Who decides when stuff on the balcony, patio or deck becomes just too much junk and requires action? Where to draw the line is this week’s question for veteran landlord and property manager Hank Rossi.
Dear Landlord Hank: How Much Is Too Much Junk On The Balcony And The Deck?
We have tenants always leaving stuff out on the balcony and the back deck. There are grills, bags of charcoal, baby strollers, lawn chairs, garbage bags, kid play houses, dog houses, bird houses, etc.

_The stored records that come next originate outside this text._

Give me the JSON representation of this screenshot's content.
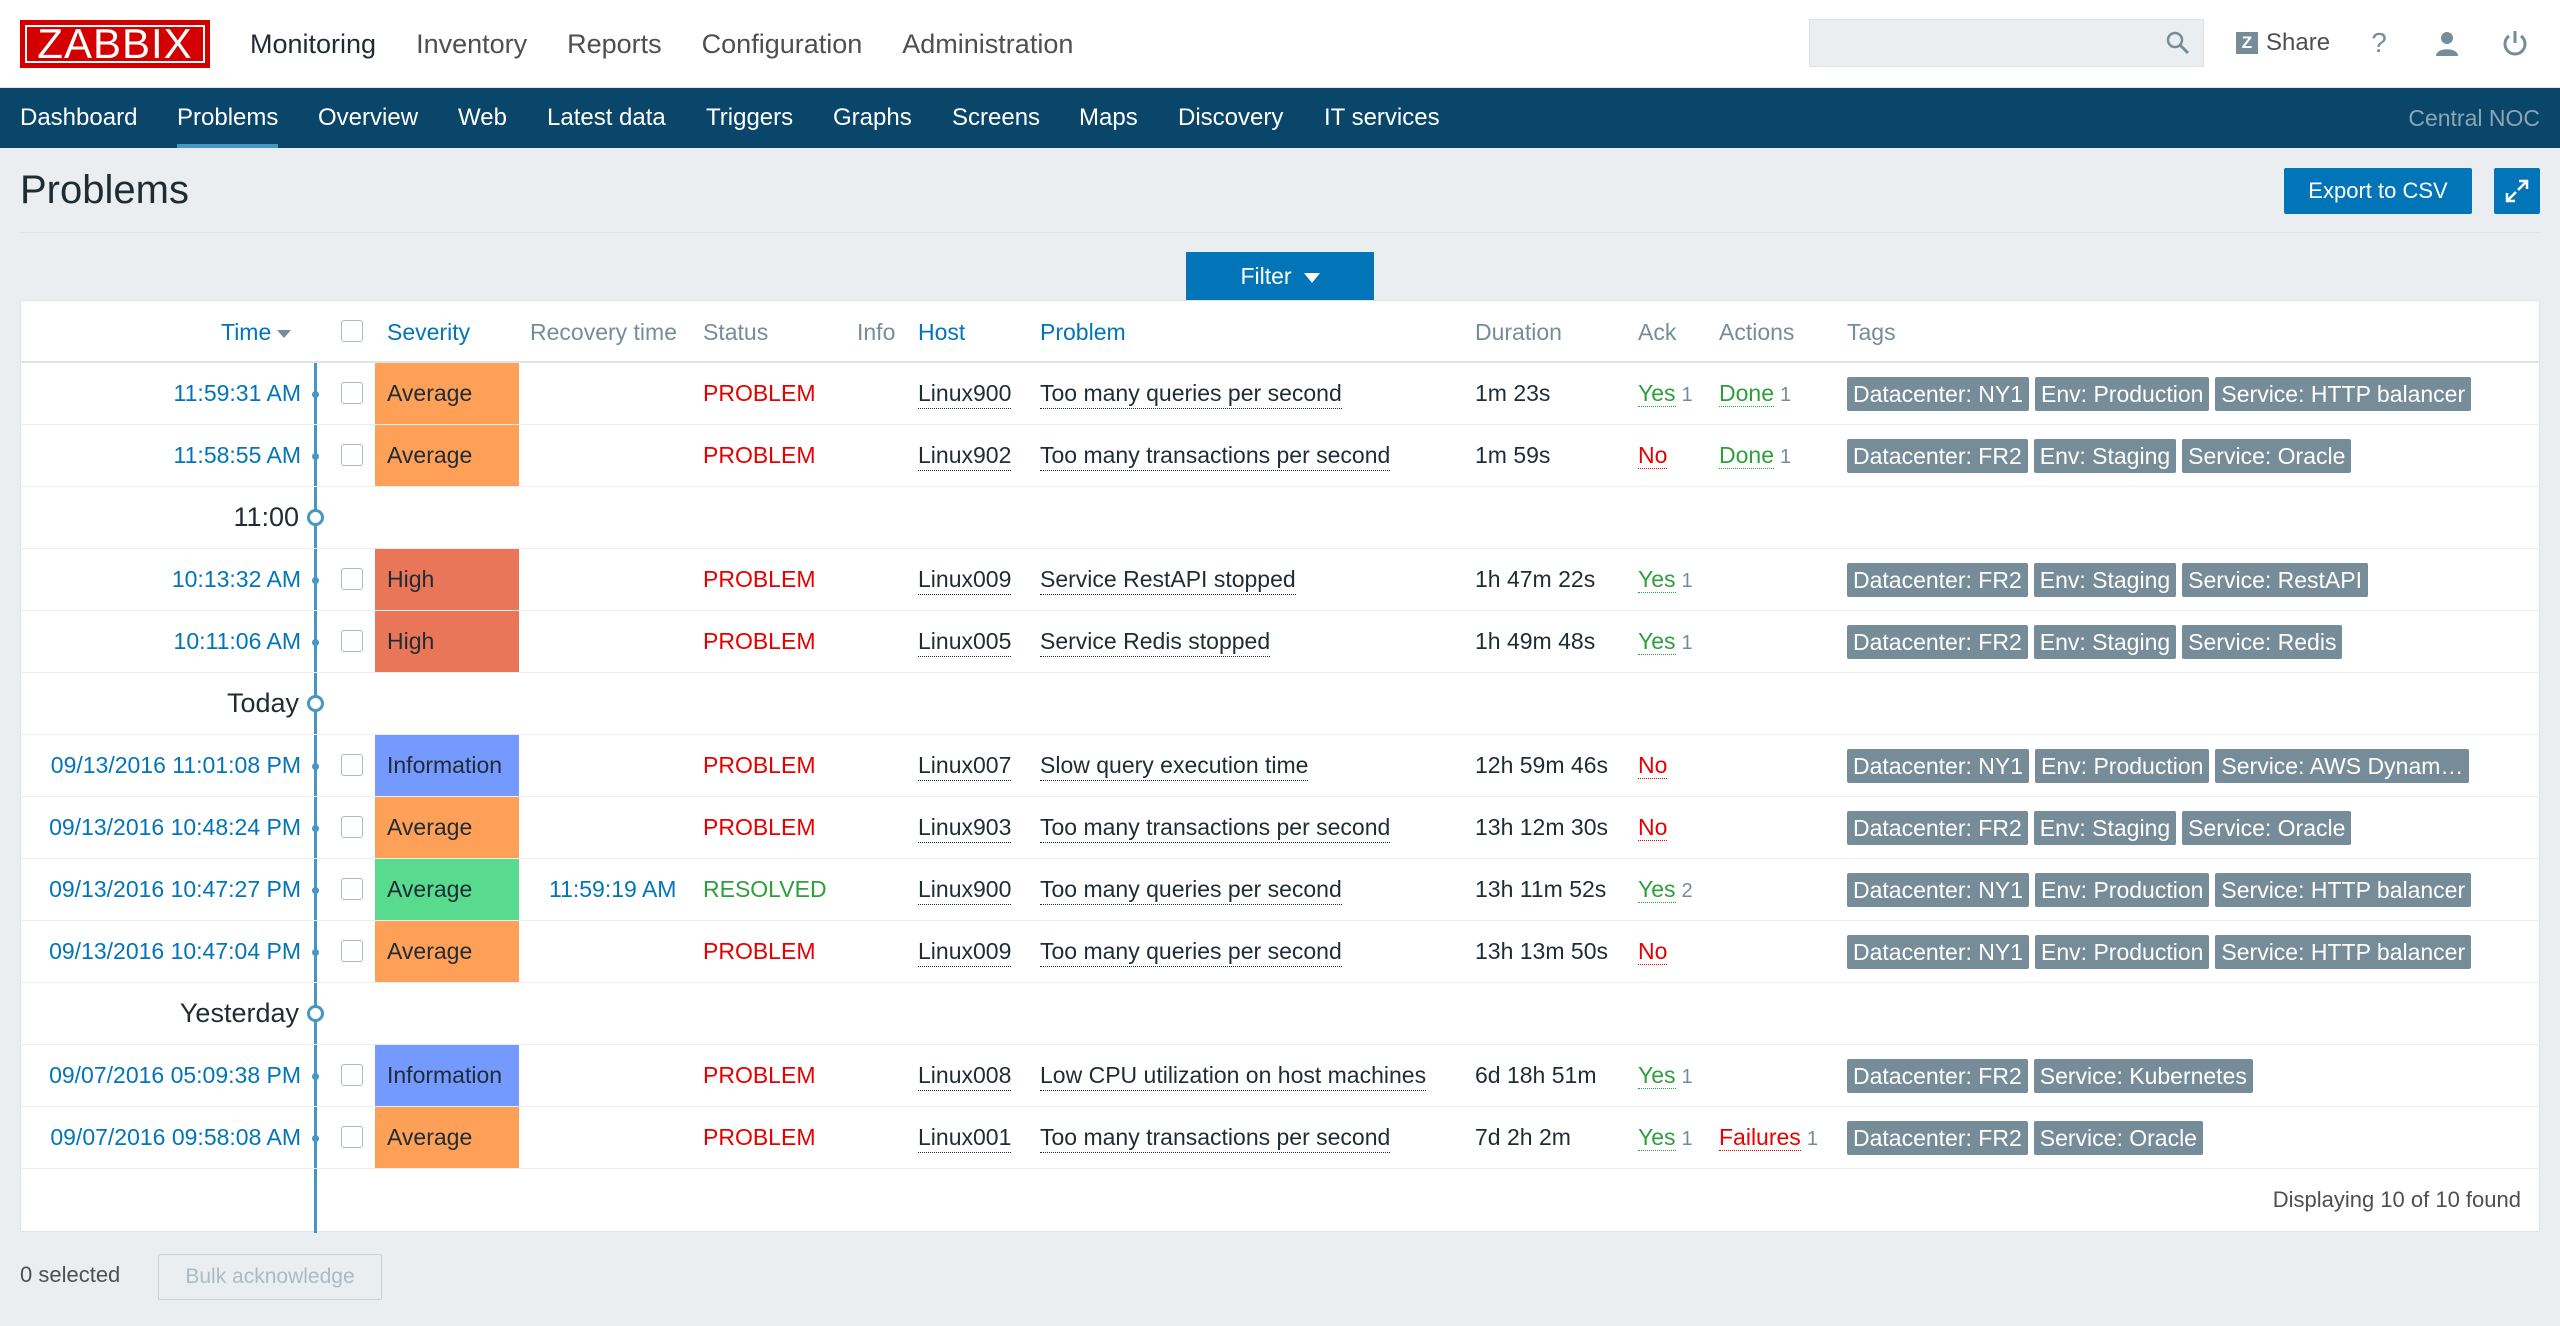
{
  "header": {
    "logo": "ZABBIX",
    "menu": [
      "Monitoring",
      "Inventory",
      "Reports",
      "Configuration",
      "Administration"
    ],
    "search_placeholder": "",
    "share_label": "Share",
    "help_glyph": "?"
  },
  "subnav": {
    "items": [
      "Dashboard",
      "Problems",
      "Overview",
      "Web",
      "Latest data",
      "Triggers",
      "Graphs",
      "Screens",
      "Maps",
      "Discovery",
      "IT services"
    ],
    "active": "Problems",
    "server_name": "Central NOC"
  },
  "page": {
    "title": "Problems",
    "export_label": "Export to CSV",
    "filter_label": "Filter"
  },
  "table": {
    "headers": {
      "time": "Time",
      "severity": "Severity",
      "recovery_time": "Recovery time",
      "status": "Status",
      "info": "Info",
      "host": "Host",
      "problem": "Problem",
      "duration": "Duration",
      "ack": "Ack",
      "actions": "Actions",
      "tags": "Tags"
    },
    "rows": [
      {
        "time": "11:59:31 AM",
        "severity": "Average",
        "recovery": "",
        "status": "PROBLEM",
        "host": "Linux900",
        "problem": "Too many queries per second",
        "duration": "1m 23s",
        "ack": "Yes",
        "ack_count": "1",
        "action": "Done",
        "action_count": "1",
        "tags": [
          "Datacenter: NY1",
          "Env: Production",
          "Service: HTTP balancer"
        ]
      },
      {
        "time": "11:58:55 AM",
        "severity": "Average",
        "recovery": "",
        "status": "PROBLEM",
        "host": "Linux902",
        "problem": "Too many transactions per second",
        "duration": "1m 59s",
        "ack": "No",
        "ack_count": "",
        "action": "Done",
        "action_count": "1",
        "tags": [
          "Datacenter: FR2",
          "Env: Staging",
          "Service: Oracle"
        ]
      },
      {
        "time": "10:13:32 AM",
        "severity": "High",
        "recovery": "",
        "status": "PROBLEM",
        "host": "Linux009",
        "problem": "Service RestAPI stopped",
        "duration": "1h 47m 22s",
        "ack": "Yes",
        "ack_count": "1",
        "action": "",
        "action_count": "",
        "tags": [
          "Datacenter: FR2",
          "Env: Staging",
          "Service: RestAPI"
        ]
      },
      {
        "time": "10:11:06 AM",
        "severity": "High",
        "recovery": "",
        "status": "PROBLEM",
        "host": "Linux005",
        "problem": "Service Redis stopped",
        "duration": "1h 49m 48s",
        "ack": "Yes",
        "ack_count": "1",
        "action": "",
        "action_count": "",
        "tags": [
          "Datacenter: FR2",
          "Env: Staging",
          "Service: Redis"
        ]
      },
      {
        "time": "09/13/2016 11:01:08 PM",
        "severity": "Information",
        "recovery": "",
        "status": "PROBLEM",
        "host": "Linux007",
        "problem": "Slow query execution time",
        "duration": "12h 59m 46s",
        "ack": "No",
        "ack_count": "",
        "action": "",
        "action_count": "",
        "tags": [
          "Datacenter: NY1",
          "Env: Production",
          "Service: AWS Dynam…"
        ]
      },
      {
        "time": "09/13/2016 10:48:24 PM",
        "severity": "Average",
        "recovery": "",
        "status": "PROBLEM",
        "host": "Linux903",
        "problem": "Too many transactions per second",
        "duration": "13h 12m 30s",
        "ack": "No",
        "ack_count": "",
        "action": "",
        "action_count": "",
        "tags": [
          "Datacenter: FR2",
          "Env: Staging",
          "Service: Oracle"
        ]
      },
      {
        "time": "09/13/2016 10:47:27 PM",
        "severity": "Average",
        "recovery": "11:59:19 AM",
        "status": "RESOLVED",
        "host": "Linux900",
        "problem": "Too many queries per second",
        "duration": "13h 11m 52s",
        "ack": "Yes",
        "ack_count": "2",
        "action": "",
        "action_count": "",
        "tags": [
          "Datacenter: NY1",
          "Env: Production",
          "Service: HTTP balancer"
        ]
      },
      {
        "time": "09/13/2016 10:47:04 PM",
        "severity": "Average",
        "recovery": "",
        "status": "PROBLEM",
        "host": "Linux009",
        "problem": "Too many queries per second",
        "duration": "13h 13m 50s",
        "ack": "No",
        "ack_count": "",
        "action": "",
        "action_count": "",
        "tags": [
          "Datacenter: NY1",
          "Env: Production",
          "Service: HTTP balancer"
        ]
      },
      {
        "time": "09/07/2016 05:09:38 PM",
        "severity": "Information",
        "recovery": "",
        "status": "PROBLEM",
        "host": "Linux008",
        "problem": "Low CPU utilization on host machines",
        "duration": "6d 18h 51m",
        "ack": "Yes",
        "ack_count": "1",
        "action": "",
        "action_count": "",
        "tags": [
          "Datacenter: FR2",
          "Service: Kubernetes"
        ]
      },
      {
        "time": "09/07/2016 09:58:08 AM",
        "severity": "Average",
        "recovery": "",
        "status": "PROBLEM",
        "host": "Linux001",
        "problem": "Too many transactions per second",
        "duration": "7d 2h 2m",
        "ack": "Yes",
        "ack_count": "1",
        "action": "Failures",
        "action_count": "1",
        "tags": [
          "Datacenter: FR2",
          "Service: Oracle"
        ]
      }
    ],
    "timeline_labels": [
      "11:00",
      "Today",
      "Yesterday"
    ],
    "footer": "Displaying 10 of 10 found"
  },
  "bottom": {
    "selected": "0 selected",
    "bulk_label": "Bulk acknowledge"
  },
  "colors": {
    "average": "#ffa059",
    "high": "#e97659",
    "information": "#7499ff",
    "resolved_severity": "#59db8f",
    "accent": "#0275b8",
    "subnav": "#0a466a",
    "logo": "#d40000"
  }
}
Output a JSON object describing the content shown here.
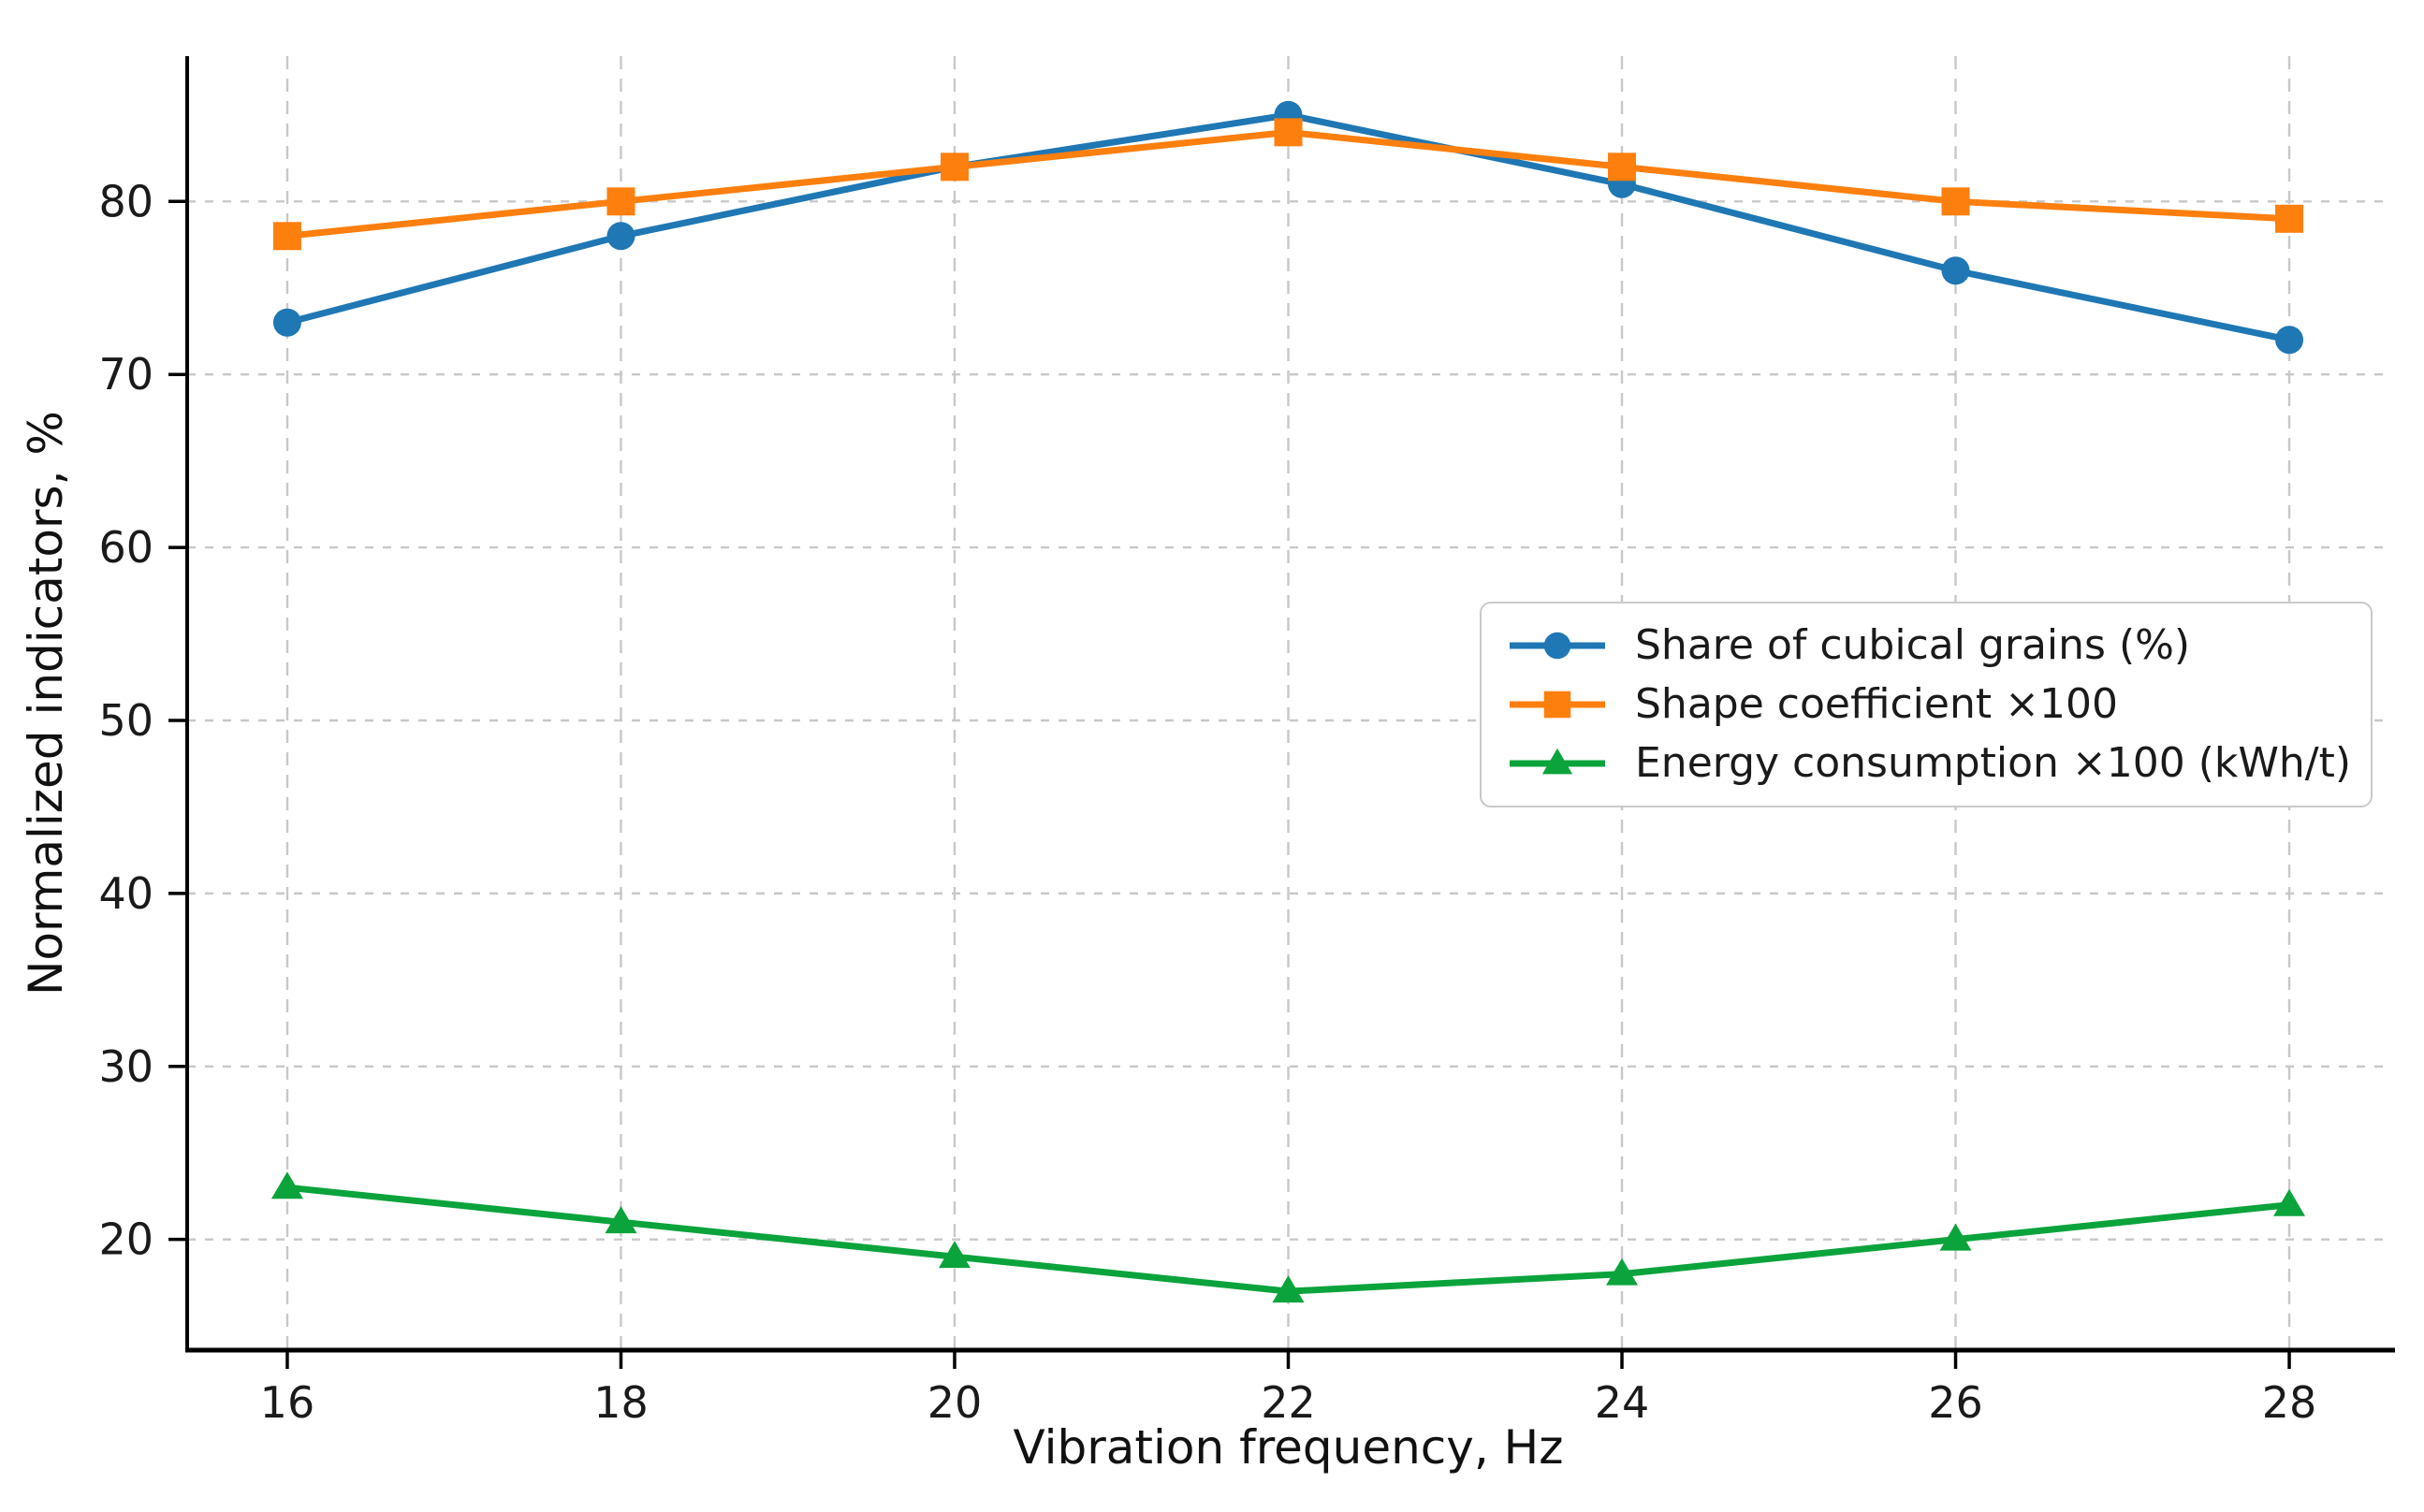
{
  "chart_data": {
    "type": "line",
    "title": "",
    "xlabel": "Vibration frequency, Hz",
    "ylabel": "Normalized indicators, %",
    "x": [
      16,
      18,
      20,
      22,
      24,
      26,
      28
    ],
    "series": [
      {
        "name": "Share of cubical grains (%)",
        "marker": "circle",
        "color": "#1f77b4",
        "values": [
          73,
          78,
          82,
          85,
          81,
          76,
          72
        ]
      },
      {
        "name": "Shape coefficient ×100",
        "marker": "square",
        "color": "#fd7f0e",
        "values": [
          78,
          80,
          82,
          84,
          82,
          80,
          79
        ]
      },
      {
        "name": "Energy consumption ×100 (kWh/t)",
        "marker": "triangle",
        "color": "#0ba33c",
        "values": [
          23,
          21,
          19,
          17,
          18,
          20,
          22
        ]
      }
    ],
    "xticks": [
      16,
      18,
      20,
      22,
      24,
      26,
      28
    ],
    "yticks": [
      20,
      30,
      40,
      50,
      60,
      70,
      80
    ],
    "xlim": [
      15.4,
      28.6
    ],
    "ylim": [
      13.6,
      88.4
    ],
    "grid": true,
    "grid_color": "#c8c8c8",
    "axis_color": "#000000",
    "legend_position": "center-right"
  }
}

It makes the place look junky. How much leeway do you give tenants on what is “ok” and what is “too much junk?” Where do you draw the line?
– Landlord Melanie
Dear Landlady Melanie:
I know exactly what you mean.
The best looking, newest property in town can give a very poor impression, if the exterior appearance is not kept clean and neat.
I like to draw the line clearly with tenants, in writing, up front, when they see the property for the first time.
I tell them they have a balcony or patio of their own but it can only be used for chairs and a table. No storage, bikes, etc. and must be kept clean and neat at all times.
This is all clearly spelled out in my “Resident’s Guide” and is part of the lease.
If the resident violates this lease provision, then resident receives a warning letter, with a time frame, to cure this problem.
As landlords and owners, we spend a lot of money to keep our properties looking good.
We do landscape maintenance, painting of the buildings, get someone to sweep or vacuum hallways and pick up trash, etc. (in larger buildings or complexes), so other residents don’t want to look at someone else’s junk.
I ‘m ok with a few chairs and a table, maybe a plant or two, but that’s about it.